Every so often, a cult clothing item sweeps the masses and you can’t walk from the top to the bottom of Grafton Street without seeing someone in it. And, dear reader, the most recent cult item is this Zara dress.
It has its own Instagram page, and countless articles have been written about it, like this one and this one.
I can’t remember where I came across The Dress, but when I learned of its popularity it slightly turned me off it, despite liking it originally. Sure who wants to wear something that everyone else has anyway – and *shock horror* risk turning up to any occasion in the same outfit as someone else?
At in and around €50, I decided my money would be better spent elsewhere. However, The Dress stayed on my mind. On a trip to Bristol with my boyfriend, I decided to pop into Zara to ‘just have a look’ and see if it was there. Within 45 seconds I’d tried it on over my clothes in the middle of the store and had my boyfriend closing the button at the back. Shortly after, I was at the till, delighted with my new buy.
But what is it that makes everyone love this dress so much? For some, maybe it’s its cult status, but for me, it’s all in the design.
It’s oversized (I got a size S and I’m a 8/10), it’s flowy, it has mid-length sleeves and comes about halfway down my calves. All of these things combined makes it (next to my beloved leggings and Glossier jumper) the comfiest piece of clothing I own that isn’t pyjamas.
This has made me realise that I – and I’m sure I’m not the only one – have become so used to wearing clothes that are ever so slightly (or sometimes very) uncomfortable. Whether it’s high waisted jeans that poke into my stomach when I sit down, t-shirts that bunch up when I tuck them in or straps of a cami top digging into my shoulders – being a bit uncomfortable has become part of my every day routine.
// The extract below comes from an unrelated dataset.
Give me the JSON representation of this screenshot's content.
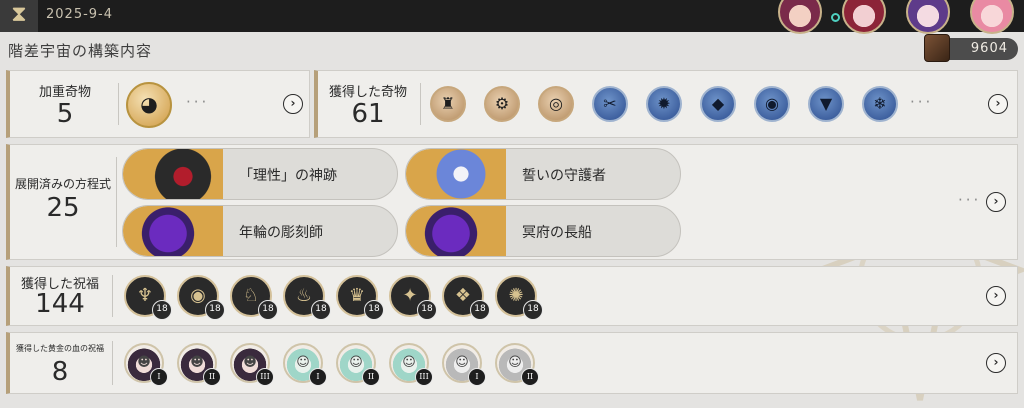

Just a few weeks ago I went for drinks with friends and spent the night with my jeans fully open and my t-shirt on top concealing the evidence. Now, part of that had to do with my jeans not fitting me as well as they used to (and that’s alright) but after that experience I swore to myself that I’d never wear anything that makes me feel miserable or uncomfortable again.
Soon after, along came The Dress in all its glory. Of course, the fact that it looks good (in my opinion) was also a big factor in me buying it, but it’s the level of comfort and confidence it offers that has me sold on its popularity.
It doesn’t dig in to my skin in any place, it doesn’t require tucking or positioning or fixing, it’s comfortable to sit down in, it’s not see-through (why are so many clothes see-through these days?!) and it has plenty of room for me to eat whatever I like and not feel like I’m about to birth a child. Inevitably, all of these things combined means it makes me feel great – and that’s pretty much priceless.
As for when I inevitably bump into someone wearing the same thing, rather than turning the other way I shall salute them and, if there’s a drink to hand (Prosecco, if you’re asking), say ‘cheers’ to being comfortable.